The various 2G limit in Spark. Spark中存在的各种2G限制问题.

  1. When reading the data block is stored in the hard disk, the following code fragment is called. 获取缓存在本地硬盘的数据块时,会调用以下代码片段
  val iterToReturn: Iterator[Any] = {
    val diskBytes = diskStore.getBytes(blockId)
    if (level.deserialized) {
      val diskValues = serializerManager.dataDeserializeStream(
        blockId,
        diskBytes.toInputStream(dispose = true))(info.classTag)
      maybeCacheDiskValuesInMemory(info, blockId, level, diskValues)
    } else {
      val stream = maybeCacheDiskBytesInMemory(info, blockId, level, diskBytes)
        .map {_.toInputStream(dispose = false)}
        .getOrElse { diskBytes.toInputStream(dispose = true) }
      serializerManager.dataDeserializeStream(blockId, stream)(info.classTag)
    }
  }

  def getBytes(blockId: BlockId): ChunkedByteBuffer = {
    val file = diskManager.getFile(blockId.name)
    val channel = new RandomAccessFile(file, "r").getChannel
    Utils.tryWithSafeFinally {
      // For small files, directly read rather than memory map
      if (file.length < minMemoryMapBytes) {
        val buf = ByteBuffer.allocate(file.length.toInt)
        channel.position(0)
        while (buf.remaining() != 0) {
          if (channel.read(buf) == -1) {
            throw new IOException("Reached EOF before filling buffer\n" +
              s"offset=0\nfile=${file.getAbsolutePath}\nbuf.remaining=${buf.remaining}")
          }
        }
        buf.flip()
        new ChunkedByteBuffer(buf)
      } else {
        new ChunkedByteBuffer(channel.map(MapMode.READ_ONLY, 0, file.length))
      }
    } {
      channel.close()
    }
  }

The above code has the following problems: 上面的代码存在以下问题:
* Channel.map(MapMode.READ_ONLY, 0, file.length) returns an instance of MappedByteBuffer. the size of MappedByteBuffer can not exceed 2G. channel.map(MapMode.READ_ONLY, 0, file.length) 返回的实例是MappedByteBuffer.
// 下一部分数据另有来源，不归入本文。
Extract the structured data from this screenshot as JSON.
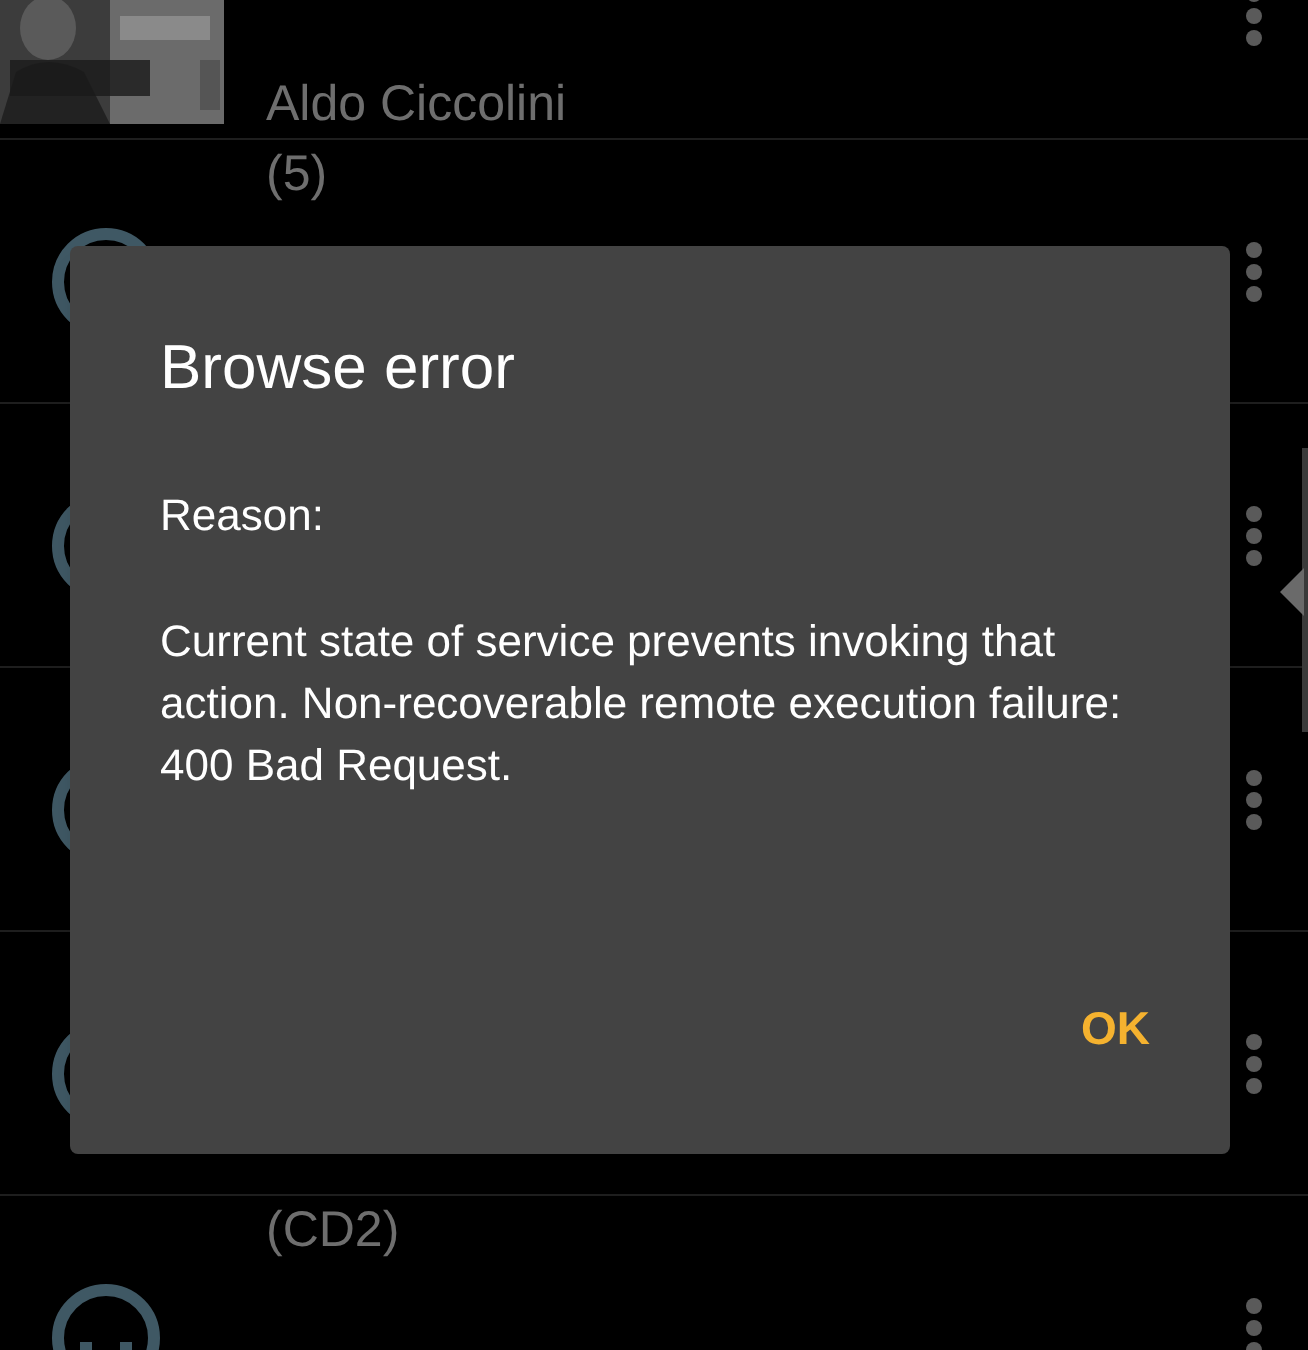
{
  "list": {
    "rows": [
      {
        "kind": "art",
        "title": "Aldo Ciccolini"
      },
      {
        "kind": "disc",
        "title": "(5)"
      },
      {
        "kind": "disc"
      },
      {
        "kind": "disc"
      },
      {
        "kind": "disc"
      },
      {
        "kind": "disc",
        "title": "(CD2)"
      }
    ]
  },
  "dialog": {
    "title": "Browse error",
    "label": "Reason:",
    "message": "Current state of service prevents invoking that action. Non-recoverable remote execution failure: 400 Bad Request.",
    "button": "OK"
  }
}
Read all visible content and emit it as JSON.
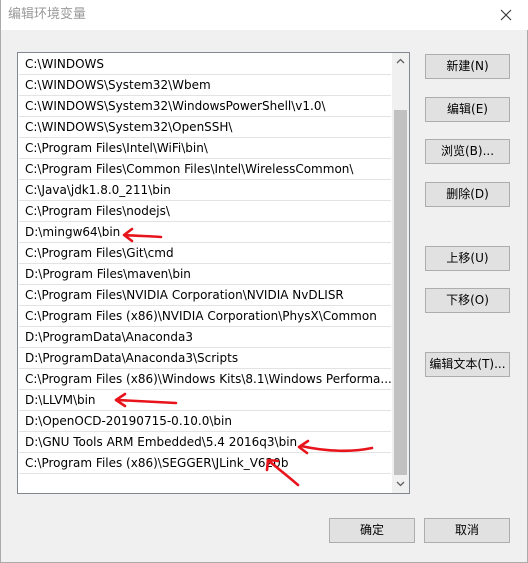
{
  "window": {
    "title": "编辑环境变量",
    "close_glyph": "close-icon"
  },
  "path_list": {
    "items": [
      "C:\\WINDOWS",
      "C:\\WINDOWS\\System32\\Wbem",
      "C:\\WINDOWS\\System32\\WindowsPowerShell\\v1.0\\",
      "C:\\WINDOWS\\System32\\OpenSSH\\",
      "C:\\Program Files\\Intel\\WiFi\\bin\\",
      "C:\\Program Files\\Common Files\\Intel\\WirelessCommon\\",
      "C:\\Java\\jdk1.8.0_211\\bin",
      "C:\\Program Files\\nodejs\\",
      "D:\\mingw64\\bin",
      "C:\\Program Files\\Git\\cmd",
      "D:\\Program Files\\maven\\bin",
      "C:\\Program Files\\NVIDIA Corporation\\NVIDIA NvDLISR",
      "C:\\Program Files (x86)\\NVIDIA Corporation\\PhysX\\Common",
      "D:\\ProgramData\\Anaconda3",
      "D:\\ProgramData\\Anaconda3\\Scripts",
      "C:\\Program Files (x86)\\Windows Kits\\8.1\\Windows Performa...",
      "D:\\LLVM\\bin",
      "D:\\OpenOCD-20190715-0.10.0\\bin",
      "D:\\GNU Tools ARM Embedded\\5.4 2016q3\\bin",
      "C:\\Program Files (x86)\\SEGGER\\JLink_V620b"
    ]
  },
  "buttons": {
    "new": "新建(N)",
    "edit": "编辑(E)",
    "browse": "浏览(B)...",
    "delete": "删除(D)",
    "move_up": "上移(U)",
    "move_down": "下移(O)",
    "edit_text": "编辑文本(T)...",
    "ok": "确定",
    "cancel": "取消"
  },
  "annotation_color": "#e8141c"
}
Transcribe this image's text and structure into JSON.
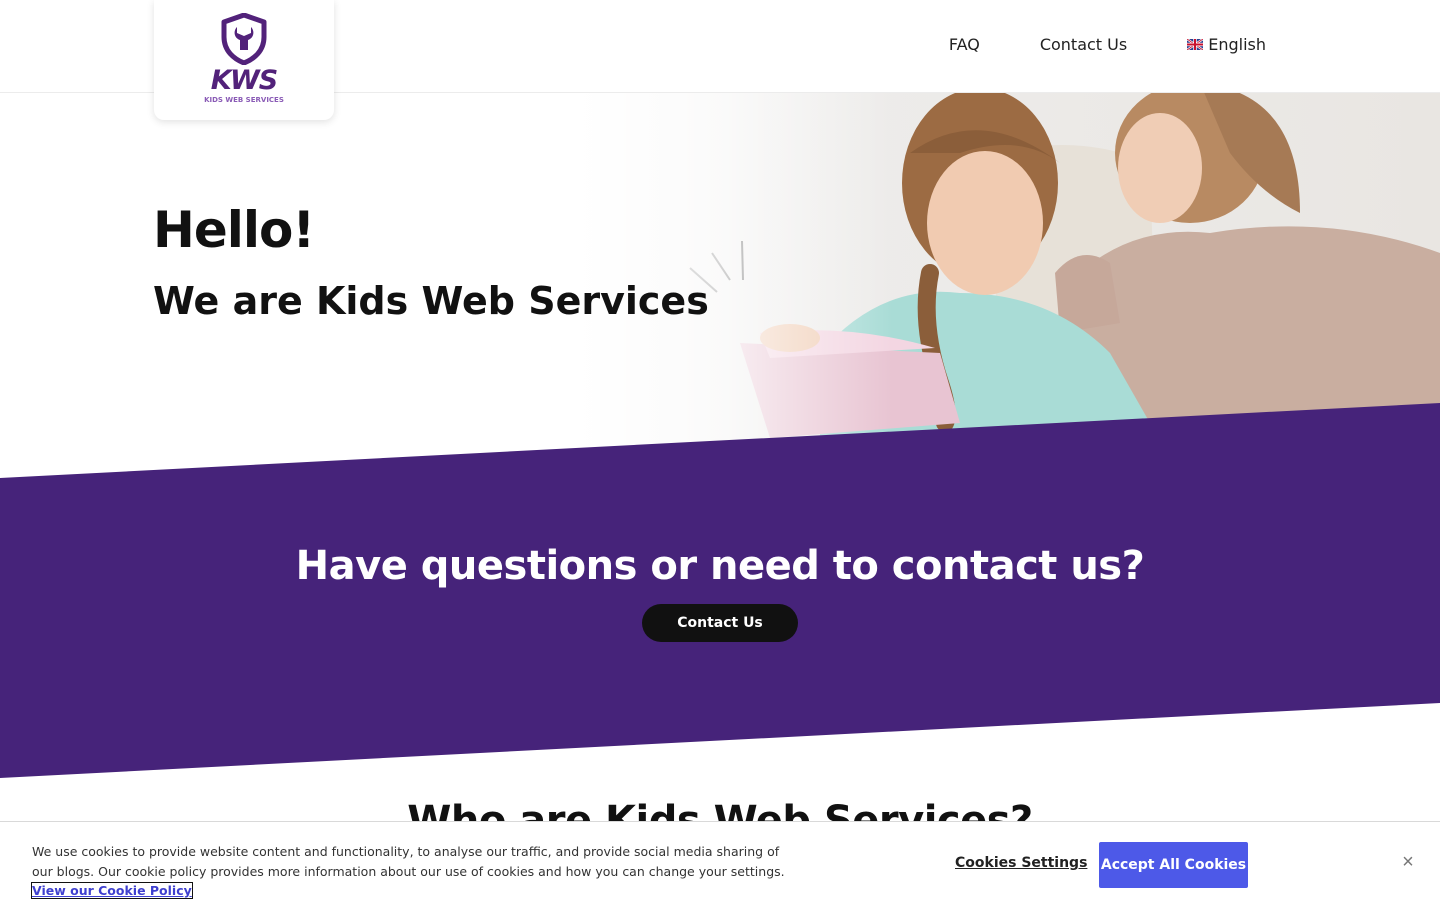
{
  "header": {
    "logo_text": "KWS",
    "logo_subtext": "KIDS WEB SERVICES",
    "nav": {
      "faq": "FAQ",
      "contact": "Contact Us",
      "language": "English"
    }
  },
  "hero": {
    "title": "Hello!",
    "subtitle": "We are Kids Web Services"
  },
  "band": {
    "title": "Have questions or need to contact us?",
    "button": "Contact Us"
  },
  "who": {
    "title": "Who are Kids Web Services?"
  },
  "cookie": {
    "text": "We use cookies to provide website content and functionality, to analyse our traffic, and provide social media sharing of our blogs. Our cookie policy provides more information about our use of cookies and how you can change your settings. ",
    "link": "View our Cookie Policy",
    "settings": "Cookies Settings",
    "accept": "Accept All Cookies",
    "close": "×"
  },
  "colors": {
    "brand_purple": "#46237a",
    "accept_blue": "#4d59e8",
    "dark_button": "#111111"
  },
  "icons": [
    "shield-wrench-icon",
    "uk-flag-icon",
    "close-icon"
  ]
}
MappedByteBuffer的大小不能超过2G
* When a Iterator[Any] is generated, need to load all the data into the memory,this may take up a lot of memory. 获取Iterator[Any]时需要把全部数据加载到内存中, 这可能会导致占用很多堆外内存.
* MappedByteBuffer map a file to memory, and it's controlled by operator system, JVM can't control the memory. MappedByteBuffer 使用系统缓存,系统缓存不可控.

  1. When using kryo serialized data, the following code fragment is called: 在使用kryo序列化数据时, 会调用以下代码片段:

  override def serialize[T: ClassTag](t: T): ByteBuffer = {
    output.clear()
    val kryo = borrowKryo()
    try {
      kryo.writeClassAndObject(output, t)
    } catch {
      case e: KryoException if e.getMessage.startsWith("Buffer overflow") =>
        throw new SparkException(s"Kryo serialization failed: ${e.getMessage}. To avoid this, " +
          "increase spark.kryoserializer.buffer.max value.")
    } finally {
      releaseKryo(kryo)
    }
    ByteBuffer.wrap(output.toBytes)
  }

The above code has the following problems: 上面的代码存在以下问题:
* The serialization data is stored in the output internal byte[], the size of byte[] can not exceed 2G. 序列化t时会把序列化后的数据存储在output内部byte[]里, byte[]的大小不能超过2G.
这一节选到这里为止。